Source control correlation
When a cost anomaly fires, StackSpend automatically looks for the source-control changes — deployed pull requests and commits — that landed just before it and may have contributed, ranks the most likely one, and can explain why with the actual diff. It connects a spend spike to the code behind it, inside StackSpend.
What it does
After an anomaly is detected, StackSpend finds the deployments and pull requests that shipped in the window before the spike and surfaces the ones most likely to have contributed — ranked, with evidence, in a Change log on the anomaly’s detail page. For the strongest candidate it can run an AI assessment that reads the real diff and points at the specific lines.

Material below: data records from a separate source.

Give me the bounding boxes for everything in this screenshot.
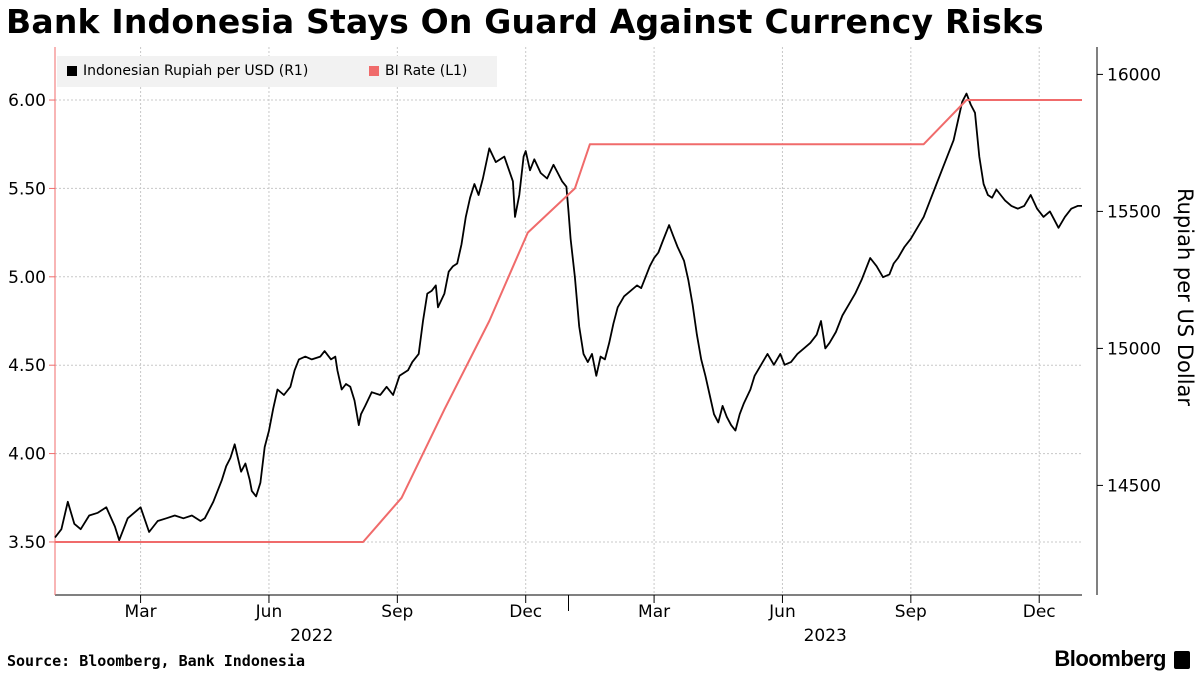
label-layer: Mar Jun Sep Dec Mar Jun Sep Dec 2022 2023 3.50 4.00… bbox=[8, 65, 1197, 646]
series-layer bbox=[55, 94, 1082, 542]
grid-layer bbox=[55, 47, 1082, 595]
x-tick-label: Sep bbox=[895, 602, 927, 622]
chart-canvas: Mar Jun Sep Dec Mar Jun Sep Dec 2022 2023 3.50 4.00… bbox=[0, 0, 1200, 675]
y-right-tick-label: 14500 bbox=[1107, 476, 1161, 496]
x-tick-label: Dec bbox=[1023, 602, 1056, 622]
axis-layer bbox=[49, 47, 1103, 611]
x-tick-label: Jun bbox=[768, 602, 796, 622]
x-tick-label: Jun bbox=[255, 602, 283, 622]
legend-item-rupiah: Indonesian Rupiah per USD (R1) bbox=[67, 56, 308, 87]
terminal-icon bbox=[1174, 651, 1190, 669]
rupiah-series-line bbox=[55, 94, 1082, 541]
x-year-label: 2023 bbox=[804, 626, 847, 646]
y-left-tick-label: 5.50 bbox=[8, 179, 46, 199]
source-note: Source: Bloomberg, Bank Indonesia bbox=[7, 652, 305, 670]
y-left-tick-label: 6.00 bbox=[8, 91, 46, 111]
y-left-tick-label: 3.50 bbox=[8, 533, 46, 553]
y-right-axis-title: Rupiah per US Dollar bbox=[1173, 188, 1197, 406]
y-right-tick-label: 15500 bbox=[1107, 202, 1161, 222]
legend-label-bi-rate: BI Rate (L1) bbox=[385, 63, 467, 79]
y-left-tick-label: 5.00 bbox=[8, 268, 46, 288]
bloomberg-logo: Bloomberg bbox=[1054, 646, 1166, 672]
y-left-tick-label: 4.00 bbox=[8, 445, 46, 465]
legend: Indonesian Rupiah per USD (R1) BI Rate (… bbox=[57, 56, 497, 87]
x-tick-label: Mar bbox=[125, 602, 157, 622]
legend-item-bi-rate: BI Rate (L1) bbox=[369, 56, 467, 87]
y-right-tick-label: 15000 bbox=[1107, 339, 1161, 359]
x-tick-label: Dec bbox=[509, 602, 542, 622]
x-year-label: 2022 bbox=[290, 626, 333, 646]
legend-label-rupiah: Indonesian Rupiah per USD (R1) bbox=[83, 63, 308, 79]
legend-swatch-bi-rate bbox=[369, 66, 379, 76]
y-right-tick-label: 16000 bbox=[1107, 65, 1161, 85]
x-tick-label: Sep bbox=[381, 602, 413, 622]
bi-rate-series-line bbox=[55, 100, 1082, 542]
legend-swatch-rupiah bbox=[67, 66, 77, 76]
x-tick-label: Mar bbox=[638, 602, 670, 622]
y-left-tick-label: 4.50 bbox=[8, 356, 46, 376]
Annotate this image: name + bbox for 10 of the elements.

It answers the question every team asks after a spend spike: “what did we ship?” — without leaving StackSpend to dig through Git history.
How it works
There is nothing to configure beyond connecting a provider. For each anomaly StackSpend:
- finds successful deployments for the affected service in the window before the spike;
- resolves each deployment to the pull requests it shipped, and pulls their changed files;
- ranks each change by timing (how close to the spike), whether the changed code touches the provider/service that spiked, and whether the diff contains a cost-moving pattern (a model swap, a higher
max_tokens, an added retry, a removed cache, a more frequent cron, a scaled-up instance count, and so on); - shows the ranked candidates, and for the strongest one runs the AI assessment.

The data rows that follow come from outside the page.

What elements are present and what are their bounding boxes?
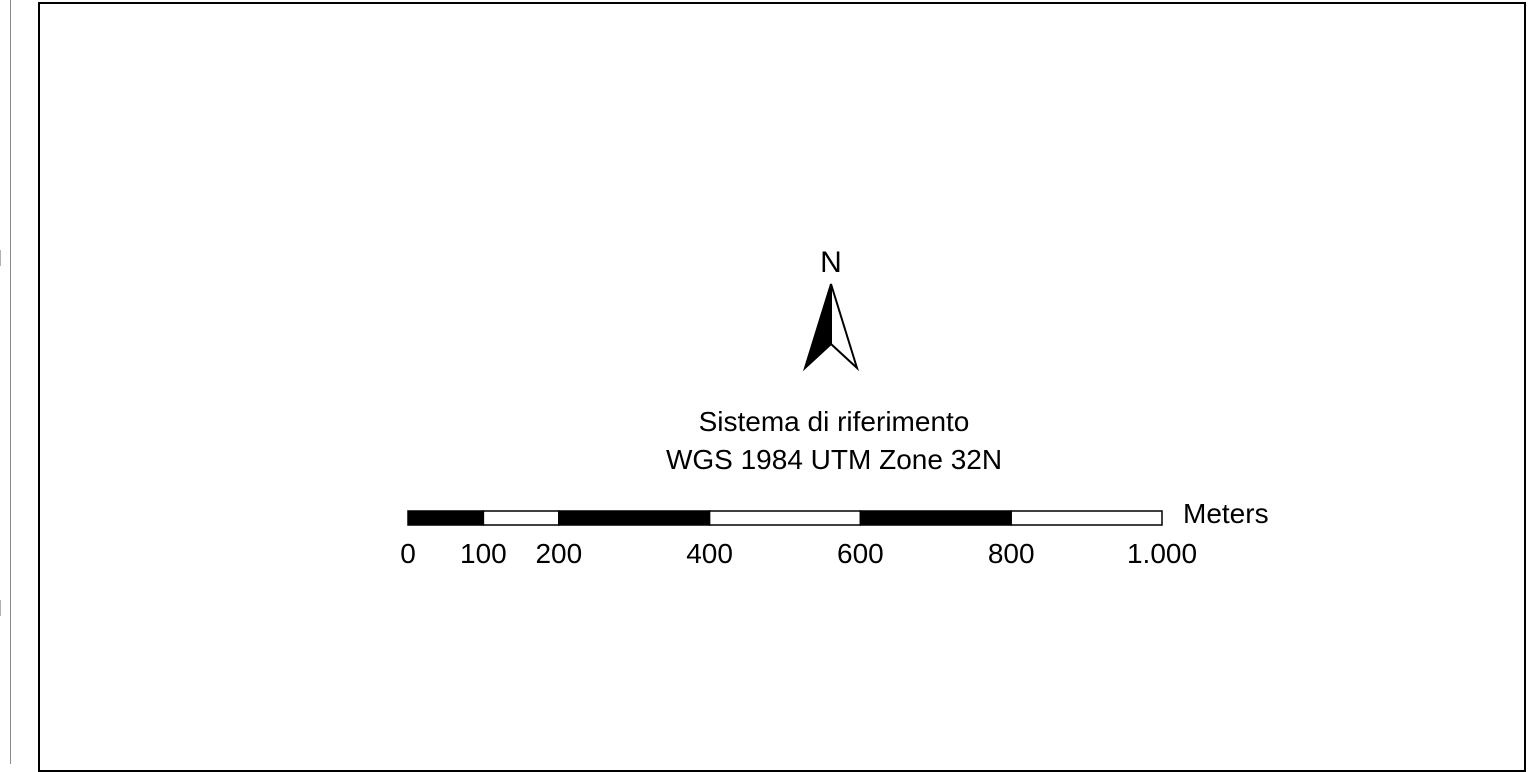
north-arrow-label: N xyxy=(820,246,842,279)
panel-edge-mark xyxy=(0,600,7,616)
scale-bar-segment xyxy=(558,510,711,526)
scale-bar-segment xyxy=(482,510,560,526)
scale-bar-units: Meters xyxy=(1183,498,1269,529)
crs-title: Sistema di riferimento xyxy=(698,406,970,437)
panel-edge-mark xyxy=(0,250,7,266)
scale-bar-tick-label: 800 xyxy=(987,538,1035,569)
scale-bar-tick-label: 100 xyxy=(460,538,507,569)
scale-bar-tick-label: 400 xyxy=(686,538,733,569)
scale-bar-segment xyxy=(859,510,1012,526)
north-arrow-icon xyxy=(802,283,860,372)
scale-bar-tick-label: 1.000 xyxy=(1126,538,1198,569)
scale-bar-tick-label: 600 xyxy=(837,538,884,569)
scale-bar-segment xyxy=(407,510,485,526)
scale-bar xyxy=(407,510,1163,526)
map-frame xyxy=(38,2,1526,772)
scale-bar-tick-label: 200 xyxy=(535,538,583,569)
crs-name: WGS 1984 UTM Zone 32N xyxy=(665,444,1003,475)
scale-bar-segment xyxy=(1010,510,1163,526)
scale-bar-tick-label: 0 xyxy=(400,538,416,569)
scale-bar-segment xyxy=(708,510,862,526)
adjacent-panel-edge xyxy=(0,0,11,764)
coordinate-system-text: Sistema di riferimento WGS 1984 UTM Zone… xyxy=(666,408,1002,474)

Connecting your source control
Open Source Control settings
Install the StackSpend GitHub App
That's it
StackSpend reads repository metadata, pull requests, deployments, and file diffs for the repositories you select. It does not write to your repositories. GitHub is supported today; more providers are planned.
The Change log
On an anomaly’s detail page, the Change log lists the ranked candidate changes. For each you can see the PR title, author and confidence, open the pull request in your provider, and view the diff inline to investigate without leaving StackSpend. If correlation hasn’t run yet, Find related changes triggers it on demand.
AI assessment
For a strong candidate, StackSpend runs an AI assessment over the actual diff and returns a structured, evidence-grounded read:
- Likelihood the change contributed (changes ruled out are hidden);
- The suspect lines from the diff, with why each matters;
- How to verify — a concrete check you can run;
- A suggested remediation and whether it’s a clean revert or a forward-fix.
The assessment is grounded only in what the diff shows — it does not speculate about traffic, prices, or changes it wasn’t given. It runs automatically for the most likely candidate; you never have to ask for it.